Mini Poodle in a Miami Trim

The Miami trim can be a great option for clients who want to give their dogs a low-maintenance coat, while maintaining the classic Poodle look.


Michael is a 12-year-old white Mini Poodle that has bad skin problems.  The following cut keeps him short, so he can get medicated baths on a regular basis without a high-maintenance coat.  In our shop, we call it the Miami trim, but I have heard it referred to as the bikini trim as well. 

A variety of blade lengths can be used for this trim; pick one that best suits the pet and owners situation. For this article, Michael was groomed during the peak of summer, so I chose a short length on his body. 




Step 1: Brush
Quickly brush through the ears, tail and pom-poms. If the dog is very overgrown, do a rough clip so you end up with less to dry.


Step 2: Nails & Ears
Cut the nails, and pluck and clean the ears. Michael has his ears taken care of by a veterinarian.


Step 3: Bathe
Bathe the dog. I give Michael a medicated bath, where he soaks for 15 minutes, and then I use a remoisterizer on his coat.


Step 4: Force Dry
Force dry the coat until it is about 90 percent dry.


Step 5: Brush & Dry
Using a stand dryer and slicker brush, methodically move through the coat, drying, straightening and removing any tangles.


Step 6: Sanitary Areas
Using a #10 blade, clip the sanitary areas.


Step 7: Clip Feet
Using a #30 blade, shave the feet.  A #10, 15 or 40 can also be used, depending on the dog’s sensitivity. Start by clipping the pads (the large V), taking as much hair off the toes from the bottom as possible. Clip the top of the foot, spreading the toes to expose and stretch the webbing.
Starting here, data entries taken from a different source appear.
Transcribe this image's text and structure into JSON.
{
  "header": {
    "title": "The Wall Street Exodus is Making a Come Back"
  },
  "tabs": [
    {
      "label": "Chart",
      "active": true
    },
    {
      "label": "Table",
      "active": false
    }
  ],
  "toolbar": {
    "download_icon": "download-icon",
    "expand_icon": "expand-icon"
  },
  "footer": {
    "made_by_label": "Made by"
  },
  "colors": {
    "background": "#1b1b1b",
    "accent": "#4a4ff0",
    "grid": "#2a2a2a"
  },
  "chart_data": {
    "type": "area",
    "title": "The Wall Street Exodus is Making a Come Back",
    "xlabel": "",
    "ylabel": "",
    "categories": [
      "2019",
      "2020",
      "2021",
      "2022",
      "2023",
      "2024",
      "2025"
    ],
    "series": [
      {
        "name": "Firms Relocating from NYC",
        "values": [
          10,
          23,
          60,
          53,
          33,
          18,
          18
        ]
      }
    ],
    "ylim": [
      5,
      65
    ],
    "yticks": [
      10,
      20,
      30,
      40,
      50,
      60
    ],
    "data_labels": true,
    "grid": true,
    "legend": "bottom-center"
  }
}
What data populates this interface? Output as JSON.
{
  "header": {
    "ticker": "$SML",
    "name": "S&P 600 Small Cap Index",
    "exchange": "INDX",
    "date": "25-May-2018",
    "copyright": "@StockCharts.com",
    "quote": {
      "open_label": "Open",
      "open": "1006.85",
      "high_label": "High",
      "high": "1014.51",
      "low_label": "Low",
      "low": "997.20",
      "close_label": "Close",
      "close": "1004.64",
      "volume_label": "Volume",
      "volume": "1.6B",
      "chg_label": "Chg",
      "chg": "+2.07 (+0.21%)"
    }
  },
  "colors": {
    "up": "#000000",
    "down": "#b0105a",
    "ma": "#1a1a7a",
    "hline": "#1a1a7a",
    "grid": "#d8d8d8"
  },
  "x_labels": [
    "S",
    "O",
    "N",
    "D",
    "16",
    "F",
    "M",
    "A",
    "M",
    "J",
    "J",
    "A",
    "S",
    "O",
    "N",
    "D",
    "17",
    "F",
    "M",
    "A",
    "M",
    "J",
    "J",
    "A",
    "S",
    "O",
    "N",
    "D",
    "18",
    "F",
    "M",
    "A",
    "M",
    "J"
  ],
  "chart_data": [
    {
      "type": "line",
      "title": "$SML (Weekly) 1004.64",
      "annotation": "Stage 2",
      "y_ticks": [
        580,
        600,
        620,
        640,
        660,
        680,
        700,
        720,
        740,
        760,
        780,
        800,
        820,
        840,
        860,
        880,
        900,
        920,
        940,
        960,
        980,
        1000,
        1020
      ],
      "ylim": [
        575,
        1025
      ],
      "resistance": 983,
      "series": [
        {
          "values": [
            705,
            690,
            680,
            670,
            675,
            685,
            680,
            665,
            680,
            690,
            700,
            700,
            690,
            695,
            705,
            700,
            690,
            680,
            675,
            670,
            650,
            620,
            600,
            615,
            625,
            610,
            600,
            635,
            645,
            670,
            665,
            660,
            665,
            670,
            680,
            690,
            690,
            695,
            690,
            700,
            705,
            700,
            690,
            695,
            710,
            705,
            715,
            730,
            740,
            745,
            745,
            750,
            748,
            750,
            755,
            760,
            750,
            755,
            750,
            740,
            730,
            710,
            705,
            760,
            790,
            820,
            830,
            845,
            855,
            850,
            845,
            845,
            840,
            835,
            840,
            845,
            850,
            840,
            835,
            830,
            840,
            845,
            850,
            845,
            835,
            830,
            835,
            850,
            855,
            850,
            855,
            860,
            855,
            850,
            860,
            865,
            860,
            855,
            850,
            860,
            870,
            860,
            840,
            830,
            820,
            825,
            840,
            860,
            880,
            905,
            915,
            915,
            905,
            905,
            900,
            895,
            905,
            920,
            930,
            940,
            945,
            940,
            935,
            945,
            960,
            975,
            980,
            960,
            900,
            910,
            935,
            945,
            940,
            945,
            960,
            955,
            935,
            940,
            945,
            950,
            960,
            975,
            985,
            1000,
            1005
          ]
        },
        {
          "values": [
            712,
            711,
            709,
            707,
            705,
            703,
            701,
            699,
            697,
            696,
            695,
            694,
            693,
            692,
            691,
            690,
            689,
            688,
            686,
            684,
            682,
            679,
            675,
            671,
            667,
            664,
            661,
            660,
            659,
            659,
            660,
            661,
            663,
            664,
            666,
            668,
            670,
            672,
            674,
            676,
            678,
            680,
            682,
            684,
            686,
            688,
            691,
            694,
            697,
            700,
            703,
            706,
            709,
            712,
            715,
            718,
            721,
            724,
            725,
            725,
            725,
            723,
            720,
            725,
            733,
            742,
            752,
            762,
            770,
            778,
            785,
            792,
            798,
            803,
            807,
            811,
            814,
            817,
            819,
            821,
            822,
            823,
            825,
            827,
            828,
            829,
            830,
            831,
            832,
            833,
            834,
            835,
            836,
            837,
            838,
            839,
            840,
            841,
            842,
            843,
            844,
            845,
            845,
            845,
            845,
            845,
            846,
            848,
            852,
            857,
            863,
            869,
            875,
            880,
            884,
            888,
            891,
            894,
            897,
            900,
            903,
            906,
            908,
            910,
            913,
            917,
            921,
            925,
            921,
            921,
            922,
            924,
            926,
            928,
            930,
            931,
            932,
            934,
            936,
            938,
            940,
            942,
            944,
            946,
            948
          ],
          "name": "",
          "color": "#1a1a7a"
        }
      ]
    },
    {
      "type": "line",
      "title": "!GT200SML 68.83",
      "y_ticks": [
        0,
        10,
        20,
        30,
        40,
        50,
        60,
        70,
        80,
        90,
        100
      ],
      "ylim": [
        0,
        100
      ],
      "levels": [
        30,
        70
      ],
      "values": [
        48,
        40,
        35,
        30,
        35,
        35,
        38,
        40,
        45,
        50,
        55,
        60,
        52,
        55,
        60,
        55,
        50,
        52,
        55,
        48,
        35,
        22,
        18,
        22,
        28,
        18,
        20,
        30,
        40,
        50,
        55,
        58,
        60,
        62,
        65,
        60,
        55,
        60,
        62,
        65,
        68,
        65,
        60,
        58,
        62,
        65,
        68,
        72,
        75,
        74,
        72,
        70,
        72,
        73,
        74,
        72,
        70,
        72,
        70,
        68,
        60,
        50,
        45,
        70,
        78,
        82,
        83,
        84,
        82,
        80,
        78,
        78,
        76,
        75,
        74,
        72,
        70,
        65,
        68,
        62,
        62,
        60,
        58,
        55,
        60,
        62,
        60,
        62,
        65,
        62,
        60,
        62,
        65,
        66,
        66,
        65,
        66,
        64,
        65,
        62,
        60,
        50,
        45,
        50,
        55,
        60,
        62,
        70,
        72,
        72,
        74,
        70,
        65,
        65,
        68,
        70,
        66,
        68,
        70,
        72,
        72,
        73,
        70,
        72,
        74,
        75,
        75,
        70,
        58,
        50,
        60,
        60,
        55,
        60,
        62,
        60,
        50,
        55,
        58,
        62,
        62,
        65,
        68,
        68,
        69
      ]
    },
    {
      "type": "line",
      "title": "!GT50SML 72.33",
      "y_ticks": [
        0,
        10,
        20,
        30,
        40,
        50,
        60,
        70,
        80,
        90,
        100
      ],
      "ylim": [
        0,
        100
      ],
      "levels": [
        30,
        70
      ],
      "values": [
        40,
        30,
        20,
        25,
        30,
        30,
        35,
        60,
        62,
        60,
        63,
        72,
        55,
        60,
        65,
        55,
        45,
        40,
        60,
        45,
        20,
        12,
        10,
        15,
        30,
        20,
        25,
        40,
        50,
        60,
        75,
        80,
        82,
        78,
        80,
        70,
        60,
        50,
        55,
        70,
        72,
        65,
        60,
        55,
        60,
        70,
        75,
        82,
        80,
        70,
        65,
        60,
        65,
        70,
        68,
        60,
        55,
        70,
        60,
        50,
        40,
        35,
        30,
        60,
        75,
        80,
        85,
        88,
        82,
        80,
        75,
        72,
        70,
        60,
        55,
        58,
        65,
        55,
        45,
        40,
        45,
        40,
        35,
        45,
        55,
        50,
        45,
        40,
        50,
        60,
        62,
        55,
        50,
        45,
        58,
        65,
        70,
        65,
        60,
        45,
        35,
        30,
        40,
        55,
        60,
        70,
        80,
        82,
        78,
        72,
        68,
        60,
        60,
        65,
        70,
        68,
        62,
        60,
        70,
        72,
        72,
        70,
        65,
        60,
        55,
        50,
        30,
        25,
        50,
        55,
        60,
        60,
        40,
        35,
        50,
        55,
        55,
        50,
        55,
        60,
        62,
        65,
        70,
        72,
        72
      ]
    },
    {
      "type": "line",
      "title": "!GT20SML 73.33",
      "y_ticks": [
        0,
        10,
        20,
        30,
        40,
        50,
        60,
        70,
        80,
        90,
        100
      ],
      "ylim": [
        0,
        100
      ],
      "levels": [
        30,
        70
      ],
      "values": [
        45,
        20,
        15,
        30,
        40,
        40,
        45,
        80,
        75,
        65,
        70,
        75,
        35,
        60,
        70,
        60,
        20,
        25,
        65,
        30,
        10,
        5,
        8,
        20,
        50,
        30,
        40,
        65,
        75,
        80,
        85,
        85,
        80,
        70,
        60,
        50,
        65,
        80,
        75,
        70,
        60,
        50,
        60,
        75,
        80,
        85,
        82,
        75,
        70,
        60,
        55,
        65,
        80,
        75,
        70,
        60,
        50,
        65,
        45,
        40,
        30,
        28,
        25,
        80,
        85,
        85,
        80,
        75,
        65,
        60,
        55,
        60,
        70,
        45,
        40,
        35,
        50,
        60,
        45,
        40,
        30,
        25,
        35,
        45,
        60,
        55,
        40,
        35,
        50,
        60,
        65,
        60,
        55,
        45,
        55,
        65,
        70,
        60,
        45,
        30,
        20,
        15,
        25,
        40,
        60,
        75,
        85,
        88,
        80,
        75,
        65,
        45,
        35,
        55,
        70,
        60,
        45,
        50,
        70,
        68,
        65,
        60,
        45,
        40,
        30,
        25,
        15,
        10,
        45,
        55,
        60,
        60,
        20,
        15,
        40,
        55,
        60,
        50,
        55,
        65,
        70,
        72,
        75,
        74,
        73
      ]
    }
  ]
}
Use the corner of the blade to clip between the toes. The foot is clipped to the ankle joint—you can feel the two bones on either side of the foot.


Step 8: Clip Face
Using a #10 blade against the grain, shave the dog’s face clean. Work from the ear canal to the outside corner of the eye. Then, working from the inner corners of the eyes, clip the entire muzzle, paying close attention to the lips. From the ear canal, shape a “V” on the neck. The point of the “V” should be about two fingers above the breast bone.


Step 9: Clip Tail
Clip the tail with a #10 blade against the grain.  Shave one-third of the base of the tail.  I like to do a “V” shape where the tail meets the body.  Michael has an undocked tail, but I still do a pom-pom on the end.


Step 10: Clip Body
Using a #7 fine blade, shave the entire body, starting from the back of the neck. The bracelets should be set by looking at the back leg. Find the top of the hock and draw an imaginary line straight across to the front leg; that is where the bracelet starts. Do not clip down the legs too far. 


Step 11: Leg Pom-Poms
Comb the bracelet hair down toward the foot, then pick up the foot, holding the hair down. This will help start the pom-pom shape. Scissor the hair hanging over the shaved part of the foot.  Comb the hair up and out, then trim the top of the pom-pom. 

On Toy Poodles, the pom-poms tend to be more of a ball shape, while Mini and Standard Poodles have more of an oval shape pom-pom. Starting from the bottom of the pom-pom, scissor upwards to make a round shape. Repeat on all the other legs, trying to keep the size and shape uniform.


Step 12: Tail Pom-Pom
Comb all of the hair toward the tip of the tail and twist the hair.  Cut the tip of the hair off, making sure it is only hair you are cutting. This will start the shape of the pom-pom. Hold the tail up and comb the hair down toward the body and trim along the clipper line. Still holding the tail up, comb out the tail and shape the pom-pom in an oval shape from the body side to the tip of the tail. Edge the “V” at the base of the tail with shears.


Step 13: Topknot
Comb the hair above the eyes forward and trim a visor. Trim a straight line from the outside corner of the eye to the ear. Continue that line over the ear. Comb all the hair from the top of the head to one side and scissor the hair hanging over the line set from the eye to ear. Repeat on the other side of the head. Starting from the front, comb the hair up and out toward the rear of the head, scissor the top of the head round and blend into the back of the neck. Edge the clipper line of the “V” on the throat.


Step 14: Trim Ears
Trim the ends of the ears into a bell shape.




Professional groomer Anne Francis is a grooming competitor and speaker. She works at The Village Groomer in Walpole, Mass.